Preventive Measures for Shopkeepers

  • Keep shelves and displays low and aisles clear to increase visibility.
  • Install annunciators (bells or ringers) on all unlocked doors.
  • Provide adequate lighting and eliminate blind spots.
  • Where appropriate, utilize security staff, convex mirrors, CCTV, electronic sensors, cables, tags, locks and chains.
  • Make it difficult to steal merchandise. Bolt racks down; alternate the direction of hangers on the racks, tie appliance cords together; lock small valuable items in cabinets and keep other valuables away from store exits.
  • Limit the number of items allowed into dressing rooms.
  • Post signs warning that shoplifters will be prosecuted.
  • Encourage employees to greet customers as they enter the store. One phrase every shoplifter hates to hear is “Can I help you?”
  • Maintain a neat, orderly store with tight inventory controls.
  • Develop a store policy and provide training for shoplifting incidents.
  • Be knowledgeable of the shoplifting laws in Washington state.

Red Flags – Shoplifter Traits

  • Nervousness or unusual actions of any kind.
  • Aimlessly walking up and down aisles.
  • In store longer than usual, loitering.
  • Handling many items of merchandise.
  • Dropping articles on the floor.
  • Concealing merchandise in any way.
  • Asking numerous questions or refusing the clerks help.
  • Looking into surveillance mirrors at the sales clerk or other customers instead of the merchandise.

Five Common Shoplifting Situations

  • When an employee is suspicious of someone.
  • When an employee thinks someone shoplifted but is not 100% sure.
  • When an employee actually sees someone shoplift.
  • When another employee reports an incident.
  • When a customer reports an incident.

In all Five situations, the basic employee response should be the same. Acknowledge the customer and make a statement. Examples of employee statements include:

  • “I saw you looking at the (item). Did you find what you wanted?”
  • “The (item) you selected is a great buy.”
  • “Is that (item) for you or is it a gift?”
  • “Will that (item) be cash or charge?”
  • “That (item) you selected should go on sale soon.”

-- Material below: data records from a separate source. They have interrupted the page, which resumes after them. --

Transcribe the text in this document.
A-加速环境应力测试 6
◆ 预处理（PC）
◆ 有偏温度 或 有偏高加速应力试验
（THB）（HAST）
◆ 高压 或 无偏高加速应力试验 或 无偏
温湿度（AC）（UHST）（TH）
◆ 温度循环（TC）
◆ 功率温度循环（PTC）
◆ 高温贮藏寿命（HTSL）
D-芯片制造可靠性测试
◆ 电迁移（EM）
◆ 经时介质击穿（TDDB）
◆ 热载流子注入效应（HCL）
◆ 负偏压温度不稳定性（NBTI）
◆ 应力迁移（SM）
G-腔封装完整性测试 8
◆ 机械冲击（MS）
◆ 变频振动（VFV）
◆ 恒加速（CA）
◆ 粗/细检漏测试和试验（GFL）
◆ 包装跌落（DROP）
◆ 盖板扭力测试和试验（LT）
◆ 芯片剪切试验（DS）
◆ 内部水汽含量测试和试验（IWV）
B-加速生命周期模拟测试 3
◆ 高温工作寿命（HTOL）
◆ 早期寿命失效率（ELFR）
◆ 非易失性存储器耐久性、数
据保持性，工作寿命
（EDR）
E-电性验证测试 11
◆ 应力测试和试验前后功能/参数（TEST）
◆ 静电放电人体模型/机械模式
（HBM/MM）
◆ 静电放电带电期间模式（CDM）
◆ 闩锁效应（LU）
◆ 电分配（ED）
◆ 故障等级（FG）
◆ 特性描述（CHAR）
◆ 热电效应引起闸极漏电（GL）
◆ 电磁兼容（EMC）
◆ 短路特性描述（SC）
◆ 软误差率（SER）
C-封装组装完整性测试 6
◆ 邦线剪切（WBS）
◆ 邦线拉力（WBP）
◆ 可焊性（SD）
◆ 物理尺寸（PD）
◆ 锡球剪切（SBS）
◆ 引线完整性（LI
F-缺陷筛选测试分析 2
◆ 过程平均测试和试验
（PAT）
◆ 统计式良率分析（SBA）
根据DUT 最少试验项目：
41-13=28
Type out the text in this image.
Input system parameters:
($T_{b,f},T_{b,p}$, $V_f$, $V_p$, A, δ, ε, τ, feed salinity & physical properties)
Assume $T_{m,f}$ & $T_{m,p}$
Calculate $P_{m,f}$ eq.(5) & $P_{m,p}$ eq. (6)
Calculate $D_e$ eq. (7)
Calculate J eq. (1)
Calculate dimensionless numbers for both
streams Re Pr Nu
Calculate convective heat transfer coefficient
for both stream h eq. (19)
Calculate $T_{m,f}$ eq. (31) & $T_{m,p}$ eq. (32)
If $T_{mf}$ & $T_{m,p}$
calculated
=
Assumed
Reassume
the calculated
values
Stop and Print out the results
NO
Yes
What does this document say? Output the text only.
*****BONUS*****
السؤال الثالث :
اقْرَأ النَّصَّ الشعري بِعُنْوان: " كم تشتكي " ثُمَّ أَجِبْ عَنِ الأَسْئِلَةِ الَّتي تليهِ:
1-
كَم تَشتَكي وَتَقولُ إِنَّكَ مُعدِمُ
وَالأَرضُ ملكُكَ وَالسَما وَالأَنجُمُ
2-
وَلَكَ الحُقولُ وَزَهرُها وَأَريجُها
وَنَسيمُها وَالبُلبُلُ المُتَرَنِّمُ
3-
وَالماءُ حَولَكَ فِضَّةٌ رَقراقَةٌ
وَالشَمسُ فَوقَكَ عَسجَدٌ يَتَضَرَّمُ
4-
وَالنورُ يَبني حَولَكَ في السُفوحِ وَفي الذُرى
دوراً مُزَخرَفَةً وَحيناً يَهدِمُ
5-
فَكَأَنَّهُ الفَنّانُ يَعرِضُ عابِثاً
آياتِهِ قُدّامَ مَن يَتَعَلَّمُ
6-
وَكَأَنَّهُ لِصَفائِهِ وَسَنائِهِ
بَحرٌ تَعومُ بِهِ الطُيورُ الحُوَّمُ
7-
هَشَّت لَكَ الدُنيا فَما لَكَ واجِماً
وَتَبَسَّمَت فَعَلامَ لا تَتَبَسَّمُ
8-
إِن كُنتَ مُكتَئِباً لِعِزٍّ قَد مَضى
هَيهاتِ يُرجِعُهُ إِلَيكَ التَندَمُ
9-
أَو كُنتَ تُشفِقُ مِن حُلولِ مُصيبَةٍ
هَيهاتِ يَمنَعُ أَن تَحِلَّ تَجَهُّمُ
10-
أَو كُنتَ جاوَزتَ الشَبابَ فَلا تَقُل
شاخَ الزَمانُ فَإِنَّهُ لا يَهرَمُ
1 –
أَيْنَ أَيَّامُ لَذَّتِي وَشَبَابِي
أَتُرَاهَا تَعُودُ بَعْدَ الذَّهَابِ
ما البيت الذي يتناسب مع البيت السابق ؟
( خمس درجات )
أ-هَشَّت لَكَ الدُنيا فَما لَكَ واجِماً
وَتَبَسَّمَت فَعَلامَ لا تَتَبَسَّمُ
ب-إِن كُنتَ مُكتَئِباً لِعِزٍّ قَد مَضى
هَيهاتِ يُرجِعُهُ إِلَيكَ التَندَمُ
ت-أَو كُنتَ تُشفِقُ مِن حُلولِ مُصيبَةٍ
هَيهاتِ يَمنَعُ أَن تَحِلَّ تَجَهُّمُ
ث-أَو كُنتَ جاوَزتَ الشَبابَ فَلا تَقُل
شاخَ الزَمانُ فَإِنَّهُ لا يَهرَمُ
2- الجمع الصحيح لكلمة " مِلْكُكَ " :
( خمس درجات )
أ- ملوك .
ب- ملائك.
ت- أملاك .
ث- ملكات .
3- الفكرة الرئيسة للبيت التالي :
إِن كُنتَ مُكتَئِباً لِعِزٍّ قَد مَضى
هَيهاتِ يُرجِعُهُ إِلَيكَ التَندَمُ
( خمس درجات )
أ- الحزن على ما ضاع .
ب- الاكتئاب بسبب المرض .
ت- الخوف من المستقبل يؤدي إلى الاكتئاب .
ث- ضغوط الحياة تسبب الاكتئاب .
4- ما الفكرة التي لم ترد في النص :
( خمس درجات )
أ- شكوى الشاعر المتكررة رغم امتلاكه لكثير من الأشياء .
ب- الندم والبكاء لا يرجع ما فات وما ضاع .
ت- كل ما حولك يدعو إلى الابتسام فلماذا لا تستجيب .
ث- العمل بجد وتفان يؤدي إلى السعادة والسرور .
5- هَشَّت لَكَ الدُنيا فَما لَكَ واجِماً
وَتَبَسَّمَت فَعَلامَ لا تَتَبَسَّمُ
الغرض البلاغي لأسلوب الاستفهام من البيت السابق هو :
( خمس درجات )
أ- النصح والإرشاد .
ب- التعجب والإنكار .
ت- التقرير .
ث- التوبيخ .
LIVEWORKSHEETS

When you are suspicious of a customer’s intent, ask if you can help them find something. If they respond “No, I’m just looking”, tell them to just nod if they need help…you’ll be watching. That’s just what a shoplifter does not want. You will find providing good customer service goes hand in hand with shoplifting prevention. Some shoplifters will fail to respond to your statements and exit with the stolen item(s). Allow them to leave the store unless the store employee is trained in detaining and apprehending shoplifters. Personal safety should always take priority over retrieving property or detaining a shoplifter. Report the crime to the Seattle Police Department by calling 911.